The minister said the situation had resulted in lower development spending.

Minister says new taxes won’t be imposed

He said the financial year 2020-21 post-pandemic would be one of the most challenging ones in recent times.

“I will present a unique budget this time in view of the pandemic that resulted in global recession,” he said.

Jhagra, who also holds health as additional portfolio, said Rs100 billion deficit included Rs60 billion federal transfers, Rs30 billion net hydel profit payments and Rs10 billion province’s own resources.

He said the development expenditure would come under pressure in the next budget due to Covid-19 but the government would strive to curtail unnecessary expenses.

The minister said it was the government’s endeavour to place the minimum possible cut on development budget.

“Our economy will not grow if development spending is stopped,” he said.

Jhagra said the government was determined to spend Rs85 billion of the total Rs108 billion annual development programme in settled districts of the province by the end of the ongoing financial year and of the total allocation of Rs40 billion, from Rs6 billion to Rs8 billion had been released to the newly-merged tribal districts.

The minister claimed that the financial year 2019-20 was progressing as a year of economic growth in KP that was based on a bold agenda of financial reforms introduced by the government resulting in record growth in revenue, including 12 per cent (Rs33 billion) increase in revenue share from the FBR and 73 per cent in revenue share from the Khyber Pakhtunkhwa Revenue Authority.

He said the development budget witnessed an increase of Rs25 billion for settled districts compared to the previous year and an increase of Rs48 billion for the merged districts.

Jhagra said the government had been on the path of making major changes in how the government finance works such as rolling forecasting – Integrated Cash Flow Model, actual receipts and expenditure based budgeting, Integrated Budget Call Circular, securing monthly NHP releases, KPRA performance based incentive system, ADP rationalisation exercise and formulation of an ADP policy.
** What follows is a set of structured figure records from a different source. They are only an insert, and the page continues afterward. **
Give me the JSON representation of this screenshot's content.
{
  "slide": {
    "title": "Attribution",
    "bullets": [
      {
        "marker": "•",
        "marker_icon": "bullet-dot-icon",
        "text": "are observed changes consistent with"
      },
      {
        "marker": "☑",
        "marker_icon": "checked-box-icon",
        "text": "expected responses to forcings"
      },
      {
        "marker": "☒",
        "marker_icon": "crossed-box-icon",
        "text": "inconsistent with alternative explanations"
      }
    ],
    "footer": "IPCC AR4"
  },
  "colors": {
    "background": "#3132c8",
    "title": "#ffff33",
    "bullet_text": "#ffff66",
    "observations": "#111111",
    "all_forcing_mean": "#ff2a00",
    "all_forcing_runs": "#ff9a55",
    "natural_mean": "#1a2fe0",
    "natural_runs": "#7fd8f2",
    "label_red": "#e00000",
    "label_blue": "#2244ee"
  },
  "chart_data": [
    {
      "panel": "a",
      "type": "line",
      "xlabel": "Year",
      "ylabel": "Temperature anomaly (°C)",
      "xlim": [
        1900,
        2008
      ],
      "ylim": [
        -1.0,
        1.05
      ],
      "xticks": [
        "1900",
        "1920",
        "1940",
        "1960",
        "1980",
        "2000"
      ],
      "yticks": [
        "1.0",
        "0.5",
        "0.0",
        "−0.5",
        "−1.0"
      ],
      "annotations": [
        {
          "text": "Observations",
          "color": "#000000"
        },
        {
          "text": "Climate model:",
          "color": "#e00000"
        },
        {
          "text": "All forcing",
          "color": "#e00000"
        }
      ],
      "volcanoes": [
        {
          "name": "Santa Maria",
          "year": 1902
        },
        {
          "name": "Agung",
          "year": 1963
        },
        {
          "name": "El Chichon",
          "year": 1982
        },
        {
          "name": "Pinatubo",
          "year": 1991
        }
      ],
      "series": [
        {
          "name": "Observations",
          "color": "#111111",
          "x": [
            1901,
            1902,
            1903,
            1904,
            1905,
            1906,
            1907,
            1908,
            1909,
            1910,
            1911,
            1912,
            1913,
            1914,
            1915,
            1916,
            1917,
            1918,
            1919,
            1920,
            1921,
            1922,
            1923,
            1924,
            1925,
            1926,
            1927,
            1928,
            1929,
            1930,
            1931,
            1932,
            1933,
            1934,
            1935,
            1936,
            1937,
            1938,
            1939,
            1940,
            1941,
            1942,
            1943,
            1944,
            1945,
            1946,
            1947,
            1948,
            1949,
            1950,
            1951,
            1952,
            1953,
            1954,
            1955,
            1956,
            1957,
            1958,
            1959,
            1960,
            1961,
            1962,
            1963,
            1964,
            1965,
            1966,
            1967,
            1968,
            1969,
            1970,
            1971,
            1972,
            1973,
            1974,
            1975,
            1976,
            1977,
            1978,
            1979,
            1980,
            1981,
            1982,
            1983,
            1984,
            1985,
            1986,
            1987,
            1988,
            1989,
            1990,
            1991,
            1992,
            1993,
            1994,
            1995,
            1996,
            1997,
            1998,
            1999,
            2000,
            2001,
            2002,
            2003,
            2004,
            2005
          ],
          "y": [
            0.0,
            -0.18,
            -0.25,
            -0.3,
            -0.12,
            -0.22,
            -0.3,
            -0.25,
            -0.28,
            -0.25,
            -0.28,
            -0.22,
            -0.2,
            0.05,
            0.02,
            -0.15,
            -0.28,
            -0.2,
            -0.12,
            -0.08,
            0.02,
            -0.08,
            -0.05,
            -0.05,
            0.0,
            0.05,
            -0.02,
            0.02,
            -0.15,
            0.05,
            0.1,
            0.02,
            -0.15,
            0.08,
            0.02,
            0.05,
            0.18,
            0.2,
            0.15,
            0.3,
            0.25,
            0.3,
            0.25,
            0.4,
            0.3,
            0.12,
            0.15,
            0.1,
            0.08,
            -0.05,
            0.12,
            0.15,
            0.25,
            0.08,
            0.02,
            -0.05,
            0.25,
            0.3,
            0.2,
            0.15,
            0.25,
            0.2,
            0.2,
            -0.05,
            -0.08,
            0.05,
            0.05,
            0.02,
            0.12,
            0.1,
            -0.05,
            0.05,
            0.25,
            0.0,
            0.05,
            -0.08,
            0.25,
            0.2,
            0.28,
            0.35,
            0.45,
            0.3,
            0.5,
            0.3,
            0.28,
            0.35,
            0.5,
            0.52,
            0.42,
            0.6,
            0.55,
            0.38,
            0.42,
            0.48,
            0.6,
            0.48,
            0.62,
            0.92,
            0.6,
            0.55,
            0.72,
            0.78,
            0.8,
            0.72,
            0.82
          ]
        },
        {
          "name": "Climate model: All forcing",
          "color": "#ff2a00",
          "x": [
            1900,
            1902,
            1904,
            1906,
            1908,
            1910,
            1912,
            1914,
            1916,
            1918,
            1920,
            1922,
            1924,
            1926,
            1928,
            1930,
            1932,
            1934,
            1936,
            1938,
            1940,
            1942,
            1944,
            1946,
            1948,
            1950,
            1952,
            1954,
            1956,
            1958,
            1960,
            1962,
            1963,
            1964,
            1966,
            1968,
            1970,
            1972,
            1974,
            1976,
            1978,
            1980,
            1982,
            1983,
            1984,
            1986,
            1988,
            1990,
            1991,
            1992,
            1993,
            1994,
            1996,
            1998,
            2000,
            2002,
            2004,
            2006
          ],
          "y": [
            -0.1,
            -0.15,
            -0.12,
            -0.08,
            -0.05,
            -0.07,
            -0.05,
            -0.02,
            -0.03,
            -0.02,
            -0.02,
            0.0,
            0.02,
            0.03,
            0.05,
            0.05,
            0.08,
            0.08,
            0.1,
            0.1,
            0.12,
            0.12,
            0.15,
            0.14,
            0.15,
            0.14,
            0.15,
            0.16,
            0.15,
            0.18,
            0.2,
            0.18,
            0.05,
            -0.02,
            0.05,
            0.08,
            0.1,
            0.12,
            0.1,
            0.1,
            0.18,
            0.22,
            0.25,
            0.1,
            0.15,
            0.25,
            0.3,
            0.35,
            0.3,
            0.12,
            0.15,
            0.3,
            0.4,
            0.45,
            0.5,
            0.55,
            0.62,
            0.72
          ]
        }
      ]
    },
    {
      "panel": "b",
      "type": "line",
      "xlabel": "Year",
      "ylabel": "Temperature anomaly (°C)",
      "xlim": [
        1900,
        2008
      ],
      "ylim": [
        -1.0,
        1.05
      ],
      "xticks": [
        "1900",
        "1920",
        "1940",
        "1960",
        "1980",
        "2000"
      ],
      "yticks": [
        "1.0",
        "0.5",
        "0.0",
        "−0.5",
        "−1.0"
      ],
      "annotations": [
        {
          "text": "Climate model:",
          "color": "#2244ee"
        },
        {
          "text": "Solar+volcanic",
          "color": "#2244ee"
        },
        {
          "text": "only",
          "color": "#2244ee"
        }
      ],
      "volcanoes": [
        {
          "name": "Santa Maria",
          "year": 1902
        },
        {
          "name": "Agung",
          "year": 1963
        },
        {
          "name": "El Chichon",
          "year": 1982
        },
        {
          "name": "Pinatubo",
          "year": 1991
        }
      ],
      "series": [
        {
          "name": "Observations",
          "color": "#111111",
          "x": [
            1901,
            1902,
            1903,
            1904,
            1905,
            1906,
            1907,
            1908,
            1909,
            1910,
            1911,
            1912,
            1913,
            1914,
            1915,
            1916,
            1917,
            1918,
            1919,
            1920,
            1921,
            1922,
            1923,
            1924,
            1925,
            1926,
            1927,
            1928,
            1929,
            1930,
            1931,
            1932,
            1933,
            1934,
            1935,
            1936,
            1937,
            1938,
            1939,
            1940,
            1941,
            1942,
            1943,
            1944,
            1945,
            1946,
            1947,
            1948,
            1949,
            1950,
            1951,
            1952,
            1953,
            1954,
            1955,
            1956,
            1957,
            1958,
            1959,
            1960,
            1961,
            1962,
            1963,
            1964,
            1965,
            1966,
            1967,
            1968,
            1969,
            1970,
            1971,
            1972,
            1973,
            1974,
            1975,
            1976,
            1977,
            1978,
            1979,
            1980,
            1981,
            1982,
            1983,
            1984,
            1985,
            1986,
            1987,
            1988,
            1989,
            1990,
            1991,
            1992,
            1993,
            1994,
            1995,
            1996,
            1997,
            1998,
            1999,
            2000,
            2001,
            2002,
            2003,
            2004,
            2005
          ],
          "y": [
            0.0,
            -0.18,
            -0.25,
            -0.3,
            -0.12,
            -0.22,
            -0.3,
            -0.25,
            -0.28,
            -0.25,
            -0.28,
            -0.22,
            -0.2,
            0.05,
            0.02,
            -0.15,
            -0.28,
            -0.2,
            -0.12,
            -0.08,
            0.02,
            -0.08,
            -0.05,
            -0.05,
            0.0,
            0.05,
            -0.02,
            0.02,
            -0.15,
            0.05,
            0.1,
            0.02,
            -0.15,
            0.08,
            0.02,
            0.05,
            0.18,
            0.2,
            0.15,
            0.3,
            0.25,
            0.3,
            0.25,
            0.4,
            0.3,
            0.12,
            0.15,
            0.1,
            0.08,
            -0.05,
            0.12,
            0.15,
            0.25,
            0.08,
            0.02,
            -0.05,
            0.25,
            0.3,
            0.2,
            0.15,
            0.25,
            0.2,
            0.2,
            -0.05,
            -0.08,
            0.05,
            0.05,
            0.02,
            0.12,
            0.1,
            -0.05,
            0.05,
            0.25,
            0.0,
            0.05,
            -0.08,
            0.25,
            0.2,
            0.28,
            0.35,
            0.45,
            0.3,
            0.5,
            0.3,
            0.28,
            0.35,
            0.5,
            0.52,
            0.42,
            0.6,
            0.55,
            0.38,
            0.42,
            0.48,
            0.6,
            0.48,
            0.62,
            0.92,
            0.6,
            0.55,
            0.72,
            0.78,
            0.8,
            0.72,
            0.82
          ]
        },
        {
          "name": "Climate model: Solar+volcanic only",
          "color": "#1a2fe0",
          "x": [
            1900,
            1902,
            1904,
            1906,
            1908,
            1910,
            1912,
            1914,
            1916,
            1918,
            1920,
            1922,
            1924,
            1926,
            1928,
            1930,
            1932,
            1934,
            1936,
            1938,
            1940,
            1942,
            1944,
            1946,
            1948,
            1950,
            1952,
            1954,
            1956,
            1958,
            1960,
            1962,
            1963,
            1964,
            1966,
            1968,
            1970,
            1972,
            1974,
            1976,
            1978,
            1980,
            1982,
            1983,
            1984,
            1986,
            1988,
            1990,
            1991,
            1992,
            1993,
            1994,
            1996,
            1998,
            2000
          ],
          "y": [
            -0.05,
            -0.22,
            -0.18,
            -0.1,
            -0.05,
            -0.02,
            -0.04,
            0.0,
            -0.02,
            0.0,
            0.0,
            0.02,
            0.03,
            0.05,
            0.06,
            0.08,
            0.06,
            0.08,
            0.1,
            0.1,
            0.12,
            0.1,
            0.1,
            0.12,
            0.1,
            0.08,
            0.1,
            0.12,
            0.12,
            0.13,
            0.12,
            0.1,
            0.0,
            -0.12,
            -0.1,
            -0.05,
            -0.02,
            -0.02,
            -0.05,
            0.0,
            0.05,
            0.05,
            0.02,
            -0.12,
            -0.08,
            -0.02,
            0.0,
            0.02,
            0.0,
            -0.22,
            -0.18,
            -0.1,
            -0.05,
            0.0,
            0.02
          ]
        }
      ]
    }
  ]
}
He said the government was going to present record health budget in the aftermath of Covid-19.

The minister said the government would also make investment to improve service delivery system, while the additional funds of Rs6 billion would be allocated for pension in the new budget.

He said the province had so far received Rs15 billion from the centre on account of net hydel profit.

Jhagra said the government would take steps to minimise the impacts of Covid-19 on economy.

He said development spending would be maximised to revive economy and generate employment, while tax reforms and incentives would enhance compliance and expand tax base.